What Is Jewish About Thanksgiving? Part 2
TODAH – THANKS
Although there is certainly an immediate connection to Jewish practice and what we physically do around our Thanksgiving table, it runs much deeper than the beautiful turkey, green bean casserole, and sweet potato pie. The name itself, Thanksgiving, is a quintessential concept in Judaism. THANKS and GIVING.
These are words we constantly try to instill in our children’s vocabulary. The GIVING piece is sometimes a bit more tangible for my children and even myself. We can GIVE Tzedakah. We can give money to help a cause. We can cook a meal to give to someone who is sick. We can give our time by caring for our friend’s puppy when a neighbor is grieving over a loss.
THANKS is a little more intangible. It is one thing we often have to remind ourselves and our kids to say intentionally (and ideally one day without prompting). We say thank you to the waiter, to the teacher, the barber, and the grocery store clerk. I often say thank you to my kids after they complete a task that I didn’t have to remind the to do (putting laundry away, taking their plates up to the sink, getting ready for school on time).
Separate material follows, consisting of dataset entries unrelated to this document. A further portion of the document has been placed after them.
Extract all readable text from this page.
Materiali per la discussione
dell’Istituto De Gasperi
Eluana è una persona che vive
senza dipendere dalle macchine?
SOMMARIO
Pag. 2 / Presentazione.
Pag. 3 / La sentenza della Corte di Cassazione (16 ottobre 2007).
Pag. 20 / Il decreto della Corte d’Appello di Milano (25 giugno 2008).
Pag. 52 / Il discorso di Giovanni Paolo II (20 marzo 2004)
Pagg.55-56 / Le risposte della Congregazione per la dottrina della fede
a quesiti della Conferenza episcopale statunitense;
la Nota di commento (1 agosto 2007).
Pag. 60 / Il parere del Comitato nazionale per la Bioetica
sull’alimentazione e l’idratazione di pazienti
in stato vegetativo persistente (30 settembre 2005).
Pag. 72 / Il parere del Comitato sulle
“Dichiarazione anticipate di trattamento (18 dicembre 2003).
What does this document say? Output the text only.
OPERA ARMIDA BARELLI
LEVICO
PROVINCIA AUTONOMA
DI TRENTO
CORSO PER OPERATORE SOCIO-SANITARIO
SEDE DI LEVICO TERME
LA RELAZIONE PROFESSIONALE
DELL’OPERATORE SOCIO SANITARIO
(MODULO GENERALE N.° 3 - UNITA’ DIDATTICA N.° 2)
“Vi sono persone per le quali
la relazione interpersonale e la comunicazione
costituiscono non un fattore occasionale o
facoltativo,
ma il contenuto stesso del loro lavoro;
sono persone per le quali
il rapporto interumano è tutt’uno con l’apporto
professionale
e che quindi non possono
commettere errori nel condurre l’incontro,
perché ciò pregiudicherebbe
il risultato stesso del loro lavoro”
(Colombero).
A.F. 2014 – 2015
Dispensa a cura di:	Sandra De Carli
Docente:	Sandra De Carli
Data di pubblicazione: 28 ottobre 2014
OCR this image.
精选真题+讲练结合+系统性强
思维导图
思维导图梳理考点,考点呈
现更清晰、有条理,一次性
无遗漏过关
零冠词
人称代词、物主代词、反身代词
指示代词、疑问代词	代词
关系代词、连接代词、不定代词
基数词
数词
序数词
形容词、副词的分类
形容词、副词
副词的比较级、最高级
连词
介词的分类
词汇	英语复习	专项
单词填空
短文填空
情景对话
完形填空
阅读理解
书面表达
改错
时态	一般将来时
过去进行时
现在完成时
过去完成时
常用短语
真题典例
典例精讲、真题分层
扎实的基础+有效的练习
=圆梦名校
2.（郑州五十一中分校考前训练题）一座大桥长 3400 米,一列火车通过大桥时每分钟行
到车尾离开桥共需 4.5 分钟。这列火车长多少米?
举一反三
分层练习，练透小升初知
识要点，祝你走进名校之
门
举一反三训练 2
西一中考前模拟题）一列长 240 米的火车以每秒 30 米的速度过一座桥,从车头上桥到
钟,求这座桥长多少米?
Over the last few weeks my thank yous have been much more thoughtful. The day after the shooting in Pittsburg, I walked into Temple Emanuel. I was thankful that I was not fearful about going there. I was thankful to see vibrant Judaism everywhere around me. I was thankful to see staff and parents and kids who took pride in their Jewish roots. I was thankful that I received a call from my non-Jewish neighbor who asked how our community was holding up. Then I woke up again to hear about yet another shooting in Thousand Oaks, just a few miles from where I grew up. I am thankful that I am alive, that I can send my kids to school to learn and grow and play and work out challenges through words. I am thankful that my home is filled with the smells of each holiday. I am thankful that I am surrounded by a community that cares for one another.
Rick Recht wrote a song for his son, Kobi’s Lullaby, and in it he mentioned the many things he is thankful for. It is very similar to the prayers we say on any given morning and are found at the beginning of the siddur. It is these thank yous that I hope I don’t think about only on Thanksgiving. These are the same thank yous that I hope I can help my kids to see each moment of their lives as well even when they think things are falling apart around them.
Thank you God for the earth and sea
thank you God for the trees
and the air I breathe
and thank you God for me
When I open my eyes
to the new daylight
before I rise and start my day I give thanks for the music and love in my life
for the freedom I have to say
thank you God for my family
thank you God for my friends
thank you God for the earth and sea
thank you God for the trees and the air I breathe
and thank you G-d for me
thank you God for my hope
thank you God for my heart
thank you God for the strength to know wrong from right thank you God for the faith I have in myself
and thank you God for me
Rich Recht Koby’s Lullaby
What is Jewish about Thanksgiving? Everything. Even more so this year when we may have our doubts about the amount of good around us. This is the time to really recognize that Judaism embraces THANKS and GIVING. This is when I need to recognize that we are trying to raise our kids with the hope that they will know how to give and know how to receive things to be thankful for. But on a more practical level, I am so very thankful for a spouse who cooks the most amazing Thanksgiving meal filled with love, family, friends, and prayer for all things good in the years to come.